[Date Prev][Date Next][Thread Prev][Thread Next][Date Index][Thread Index]
RFC: devmapping cutouts?
From: |
Ivan Shmakov |
Subject: |
RFC: devmapping cutouts? |
Date: |
Thu, 26 May 2022 03:12:24 +0000 |
The -cut-out option, as recently amended [1], allows one to
store one or more fragments of data from a block device on
an ECMA 119 [2] filesystem. The obvious use case for that
is to store data across several optical disks that exceeds
the capacity of one.
[1] http://bugs.debian.org/1010098
[2] http://ecma-international.org/publications-and-standards/standards/ecma-119/
A somewhat rarer case is to avoid storing large spans of
value-zero bytes present in the source data.
This can occur when said data is a regularly-“trimmed”

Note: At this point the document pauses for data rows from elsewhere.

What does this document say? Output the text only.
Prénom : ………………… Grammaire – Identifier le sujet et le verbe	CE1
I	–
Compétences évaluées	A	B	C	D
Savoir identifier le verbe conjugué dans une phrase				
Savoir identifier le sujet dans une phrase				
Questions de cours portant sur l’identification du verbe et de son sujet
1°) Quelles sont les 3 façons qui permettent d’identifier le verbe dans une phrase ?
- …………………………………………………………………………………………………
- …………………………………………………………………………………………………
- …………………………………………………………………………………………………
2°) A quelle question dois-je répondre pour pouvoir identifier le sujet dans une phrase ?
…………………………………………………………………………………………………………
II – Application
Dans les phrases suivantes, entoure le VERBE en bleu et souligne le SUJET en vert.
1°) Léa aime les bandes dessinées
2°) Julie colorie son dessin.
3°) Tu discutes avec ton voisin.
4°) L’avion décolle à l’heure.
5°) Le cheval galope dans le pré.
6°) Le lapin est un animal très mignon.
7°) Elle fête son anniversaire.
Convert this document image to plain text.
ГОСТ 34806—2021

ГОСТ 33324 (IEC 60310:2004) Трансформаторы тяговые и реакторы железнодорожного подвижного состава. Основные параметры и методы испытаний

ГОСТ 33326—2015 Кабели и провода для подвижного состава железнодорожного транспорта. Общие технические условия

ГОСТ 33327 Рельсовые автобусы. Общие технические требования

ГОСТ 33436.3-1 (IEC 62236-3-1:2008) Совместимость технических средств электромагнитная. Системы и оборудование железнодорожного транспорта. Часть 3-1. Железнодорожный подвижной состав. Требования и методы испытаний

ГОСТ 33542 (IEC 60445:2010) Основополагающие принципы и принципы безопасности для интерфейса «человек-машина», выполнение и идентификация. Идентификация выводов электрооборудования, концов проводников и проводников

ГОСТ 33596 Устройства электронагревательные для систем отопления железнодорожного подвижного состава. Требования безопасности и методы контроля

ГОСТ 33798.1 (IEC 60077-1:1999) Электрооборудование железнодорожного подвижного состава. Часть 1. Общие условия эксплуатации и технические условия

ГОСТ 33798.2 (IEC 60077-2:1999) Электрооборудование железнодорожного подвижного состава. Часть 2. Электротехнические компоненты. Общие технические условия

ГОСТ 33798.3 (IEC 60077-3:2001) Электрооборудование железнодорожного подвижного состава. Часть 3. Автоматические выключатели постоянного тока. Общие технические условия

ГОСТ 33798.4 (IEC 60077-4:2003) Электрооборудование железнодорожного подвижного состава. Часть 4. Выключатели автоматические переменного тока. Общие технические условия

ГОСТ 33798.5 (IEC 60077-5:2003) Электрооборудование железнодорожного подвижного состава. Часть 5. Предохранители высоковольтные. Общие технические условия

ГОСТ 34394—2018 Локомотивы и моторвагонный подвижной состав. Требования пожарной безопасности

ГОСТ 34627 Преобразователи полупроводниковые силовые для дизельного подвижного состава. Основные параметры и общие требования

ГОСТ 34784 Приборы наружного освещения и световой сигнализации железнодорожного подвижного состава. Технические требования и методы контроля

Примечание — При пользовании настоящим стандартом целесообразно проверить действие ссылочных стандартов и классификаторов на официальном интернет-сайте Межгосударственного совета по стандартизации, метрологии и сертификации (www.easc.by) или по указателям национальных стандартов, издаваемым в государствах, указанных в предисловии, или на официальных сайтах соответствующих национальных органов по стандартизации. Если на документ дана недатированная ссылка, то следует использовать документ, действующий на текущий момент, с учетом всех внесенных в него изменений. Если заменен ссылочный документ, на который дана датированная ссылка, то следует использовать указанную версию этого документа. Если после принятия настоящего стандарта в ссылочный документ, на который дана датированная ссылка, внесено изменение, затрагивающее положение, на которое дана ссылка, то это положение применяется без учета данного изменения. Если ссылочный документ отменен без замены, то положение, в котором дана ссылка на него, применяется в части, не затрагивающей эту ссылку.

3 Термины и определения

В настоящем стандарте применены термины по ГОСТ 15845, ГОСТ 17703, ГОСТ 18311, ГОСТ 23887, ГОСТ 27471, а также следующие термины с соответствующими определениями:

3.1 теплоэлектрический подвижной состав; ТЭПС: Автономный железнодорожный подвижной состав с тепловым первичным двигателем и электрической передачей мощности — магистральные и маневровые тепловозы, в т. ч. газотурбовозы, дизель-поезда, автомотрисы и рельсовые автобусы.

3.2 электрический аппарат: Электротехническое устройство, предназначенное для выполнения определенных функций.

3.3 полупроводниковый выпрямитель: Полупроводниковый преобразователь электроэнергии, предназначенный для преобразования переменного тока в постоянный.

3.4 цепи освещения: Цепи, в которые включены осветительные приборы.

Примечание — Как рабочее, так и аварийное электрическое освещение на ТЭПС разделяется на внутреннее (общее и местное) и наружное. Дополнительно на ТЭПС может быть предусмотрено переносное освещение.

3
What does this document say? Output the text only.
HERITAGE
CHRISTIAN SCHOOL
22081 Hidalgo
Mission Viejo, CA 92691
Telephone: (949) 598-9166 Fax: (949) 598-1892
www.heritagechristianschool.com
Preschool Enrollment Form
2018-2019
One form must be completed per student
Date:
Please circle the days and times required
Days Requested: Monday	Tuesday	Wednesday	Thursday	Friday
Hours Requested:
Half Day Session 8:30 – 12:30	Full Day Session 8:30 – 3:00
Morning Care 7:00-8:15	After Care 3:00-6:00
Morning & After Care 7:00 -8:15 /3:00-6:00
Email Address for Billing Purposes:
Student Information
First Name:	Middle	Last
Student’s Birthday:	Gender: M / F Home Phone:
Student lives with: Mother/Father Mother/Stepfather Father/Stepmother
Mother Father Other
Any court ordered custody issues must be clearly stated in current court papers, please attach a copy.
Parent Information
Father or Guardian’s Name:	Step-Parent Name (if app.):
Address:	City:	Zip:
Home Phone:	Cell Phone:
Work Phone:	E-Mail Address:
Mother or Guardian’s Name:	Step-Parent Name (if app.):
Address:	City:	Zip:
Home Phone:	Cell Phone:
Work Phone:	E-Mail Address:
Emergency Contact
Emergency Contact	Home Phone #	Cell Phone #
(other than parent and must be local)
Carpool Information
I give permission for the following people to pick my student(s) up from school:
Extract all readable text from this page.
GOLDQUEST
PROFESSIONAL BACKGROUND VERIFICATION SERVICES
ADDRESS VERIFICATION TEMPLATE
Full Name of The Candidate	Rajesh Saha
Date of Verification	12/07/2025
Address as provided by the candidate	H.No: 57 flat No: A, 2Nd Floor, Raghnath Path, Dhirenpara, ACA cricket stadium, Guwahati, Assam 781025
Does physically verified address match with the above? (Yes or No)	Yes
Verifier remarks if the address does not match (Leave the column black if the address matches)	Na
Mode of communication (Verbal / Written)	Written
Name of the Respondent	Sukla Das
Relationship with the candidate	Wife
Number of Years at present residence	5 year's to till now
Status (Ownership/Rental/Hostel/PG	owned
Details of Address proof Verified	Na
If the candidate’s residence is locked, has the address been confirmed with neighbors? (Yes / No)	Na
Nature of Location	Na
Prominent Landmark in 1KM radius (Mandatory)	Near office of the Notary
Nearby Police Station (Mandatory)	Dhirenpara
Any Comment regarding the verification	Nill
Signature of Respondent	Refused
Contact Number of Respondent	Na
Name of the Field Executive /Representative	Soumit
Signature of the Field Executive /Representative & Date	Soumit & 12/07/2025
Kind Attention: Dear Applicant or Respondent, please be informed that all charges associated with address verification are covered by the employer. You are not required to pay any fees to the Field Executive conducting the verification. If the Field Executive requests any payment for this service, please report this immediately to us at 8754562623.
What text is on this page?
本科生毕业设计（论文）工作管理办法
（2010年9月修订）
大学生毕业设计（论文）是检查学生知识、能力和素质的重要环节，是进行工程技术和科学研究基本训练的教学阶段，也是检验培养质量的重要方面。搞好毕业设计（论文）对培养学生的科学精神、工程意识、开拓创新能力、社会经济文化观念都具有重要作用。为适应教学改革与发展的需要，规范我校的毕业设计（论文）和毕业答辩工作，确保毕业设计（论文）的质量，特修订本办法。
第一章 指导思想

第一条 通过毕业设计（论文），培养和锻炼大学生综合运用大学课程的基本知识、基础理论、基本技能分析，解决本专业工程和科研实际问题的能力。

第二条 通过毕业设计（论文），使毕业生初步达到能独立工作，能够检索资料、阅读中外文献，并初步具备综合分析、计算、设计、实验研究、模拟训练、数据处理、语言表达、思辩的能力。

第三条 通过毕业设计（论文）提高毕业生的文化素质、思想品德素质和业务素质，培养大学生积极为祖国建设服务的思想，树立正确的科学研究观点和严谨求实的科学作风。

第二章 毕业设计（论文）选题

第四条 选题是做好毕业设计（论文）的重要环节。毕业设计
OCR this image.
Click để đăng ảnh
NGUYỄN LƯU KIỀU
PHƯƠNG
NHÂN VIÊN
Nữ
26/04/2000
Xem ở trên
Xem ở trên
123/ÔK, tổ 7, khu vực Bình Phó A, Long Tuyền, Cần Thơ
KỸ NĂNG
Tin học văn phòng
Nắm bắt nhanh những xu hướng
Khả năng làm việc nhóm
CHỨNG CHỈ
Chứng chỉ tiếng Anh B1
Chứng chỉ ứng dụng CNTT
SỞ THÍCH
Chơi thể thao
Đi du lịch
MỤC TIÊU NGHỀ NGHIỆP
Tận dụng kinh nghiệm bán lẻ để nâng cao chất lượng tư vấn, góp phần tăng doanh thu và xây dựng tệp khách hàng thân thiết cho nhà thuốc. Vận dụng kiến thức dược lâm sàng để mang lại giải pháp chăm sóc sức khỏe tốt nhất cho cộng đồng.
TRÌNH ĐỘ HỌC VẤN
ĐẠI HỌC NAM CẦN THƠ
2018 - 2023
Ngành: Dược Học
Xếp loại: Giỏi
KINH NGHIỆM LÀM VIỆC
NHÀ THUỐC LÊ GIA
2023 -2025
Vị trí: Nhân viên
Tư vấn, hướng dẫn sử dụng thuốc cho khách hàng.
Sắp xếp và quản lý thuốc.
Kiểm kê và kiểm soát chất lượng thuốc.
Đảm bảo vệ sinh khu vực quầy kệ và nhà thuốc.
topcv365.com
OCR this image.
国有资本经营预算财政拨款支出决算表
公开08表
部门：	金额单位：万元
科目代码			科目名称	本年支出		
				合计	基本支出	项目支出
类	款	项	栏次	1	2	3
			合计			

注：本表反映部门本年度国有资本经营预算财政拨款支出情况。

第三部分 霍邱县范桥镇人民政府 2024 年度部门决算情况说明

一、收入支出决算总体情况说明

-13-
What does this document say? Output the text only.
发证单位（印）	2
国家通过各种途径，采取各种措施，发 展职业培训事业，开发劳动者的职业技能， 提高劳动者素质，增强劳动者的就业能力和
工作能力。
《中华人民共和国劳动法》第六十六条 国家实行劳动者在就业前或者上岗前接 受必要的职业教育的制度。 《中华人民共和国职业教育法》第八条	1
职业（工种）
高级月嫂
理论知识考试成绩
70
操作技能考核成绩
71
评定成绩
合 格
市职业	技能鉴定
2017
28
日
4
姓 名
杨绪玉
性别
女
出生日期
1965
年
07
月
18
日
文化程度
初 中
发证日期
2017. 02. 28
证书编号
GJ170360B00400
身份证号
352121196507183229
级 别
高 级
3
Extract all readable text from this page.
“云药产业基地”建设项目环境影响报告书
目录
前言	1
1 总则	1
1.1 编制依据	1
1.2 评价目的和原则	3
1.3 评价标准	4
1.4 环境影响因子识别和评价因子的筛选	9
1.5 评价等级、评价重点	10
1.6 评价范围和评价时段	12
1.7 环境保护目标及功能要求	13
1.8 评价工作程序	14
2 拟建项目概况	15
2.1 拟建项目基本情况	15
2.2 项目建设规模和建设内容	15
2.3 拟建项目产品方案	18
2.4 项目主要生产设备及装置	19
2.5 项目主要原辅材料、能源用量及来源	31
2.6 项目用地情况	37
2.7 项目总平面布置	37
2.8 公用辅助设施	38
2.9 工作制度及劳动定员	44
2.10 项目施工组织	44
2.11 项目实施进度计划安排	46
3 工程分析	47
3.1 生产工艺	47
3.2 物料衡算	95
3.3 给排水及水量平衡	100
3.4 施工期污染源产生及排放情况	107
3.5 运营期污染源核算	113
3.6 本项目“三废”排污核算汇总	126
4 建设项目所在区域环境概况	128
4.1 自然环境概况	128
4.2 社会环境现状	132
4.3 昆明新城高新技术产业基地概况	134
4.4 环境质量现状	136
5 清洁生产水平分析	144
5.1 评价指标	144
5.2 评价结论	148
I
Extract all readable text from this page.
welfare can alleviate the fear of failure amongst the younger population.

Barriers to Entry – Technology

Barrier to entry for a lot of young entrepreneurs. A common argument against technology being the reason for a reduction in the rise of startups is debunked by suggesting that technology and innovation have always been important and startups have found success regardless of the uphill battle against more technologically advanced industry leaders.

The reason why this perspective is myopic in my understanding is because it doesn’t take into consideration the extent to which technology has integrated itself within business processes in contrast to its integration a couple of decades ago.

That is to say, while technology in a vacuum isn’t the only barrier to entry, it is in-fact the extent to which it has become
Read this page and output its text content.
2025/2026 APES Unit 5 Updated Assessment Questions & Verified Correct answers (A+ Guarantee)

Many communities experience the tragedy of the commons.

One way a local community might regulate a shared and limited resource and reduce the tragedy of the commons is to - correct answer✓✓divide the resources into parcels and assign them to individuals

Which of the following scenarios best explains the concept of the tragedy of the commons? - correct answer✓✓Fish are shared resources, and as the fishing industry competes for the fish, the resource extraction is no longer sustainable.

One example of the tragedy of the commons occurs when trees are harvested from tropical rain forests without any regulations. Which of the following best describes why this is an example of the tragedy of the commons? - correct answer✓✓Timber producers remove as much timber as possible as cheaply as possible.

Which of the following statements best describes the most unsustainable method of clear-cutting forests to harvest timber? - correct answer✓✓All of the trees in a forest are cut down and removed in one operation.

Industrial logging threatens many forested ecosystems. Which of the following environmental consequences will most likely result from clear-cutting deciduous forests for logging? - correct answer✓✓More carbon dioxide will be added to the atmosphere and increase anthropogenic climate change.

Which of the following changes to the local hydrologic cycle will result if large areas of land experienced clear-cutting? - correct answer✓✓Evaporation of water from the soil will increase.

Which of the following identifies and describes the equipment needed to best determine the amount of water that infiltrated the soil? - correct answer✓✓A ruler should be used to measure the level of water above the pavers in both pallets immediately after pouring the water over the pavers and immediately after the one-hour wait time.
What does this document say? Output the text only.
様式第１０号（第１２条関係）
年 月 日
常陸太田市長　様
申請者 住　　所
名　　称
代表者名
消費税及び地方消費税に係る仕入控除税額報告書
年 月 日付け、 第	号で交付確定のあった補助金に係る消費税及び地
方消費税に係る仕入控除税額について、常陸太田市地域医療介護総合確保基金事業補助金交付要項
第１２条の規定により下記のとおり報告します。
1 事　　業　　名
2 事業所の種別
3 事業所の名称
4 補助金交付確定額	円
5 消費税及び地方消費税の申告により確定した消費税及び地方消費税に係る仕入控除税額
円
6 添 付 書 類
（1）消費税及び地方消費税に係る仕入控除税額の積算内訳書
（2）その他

(e. g., with [2]) filesystem residing on a flash-based drive;
or when the allocated storage was simply never fully written
over (such as when much more space was allocated for a
filesystem than ever got used.) There, it’s possible to
only store on the target filesystem the ranges that aren’t
entirely filled with zeros.
[3] http://manpages.debian.org/sid/fstrim.8
Suppose that such a filesystem was created. What would be
an efficient way to access its contents as if it were the
original block device?
Arguably it’d be through the creation of a devmapper block
device with a table mapping block ranges of said block
device either to file data on the given ECMA 119 filesystem,
or to the ‘zero’ target, as appropriate.
Note that it’s possible to bypass the filesystem layer here
(assuming that the ECMA 119 filesystem resides on a block
device, such as an optical disk) by consulting the output of
xorriso(1) -find -exec report_lba command, like:
$ xorriso \
-indev stdio:/dev/BACKUP \
-find / -exec report_lba -- \
-rollback-end
xorriso 1.5.0 : RockRidge filesystem manipulator, libburnia project.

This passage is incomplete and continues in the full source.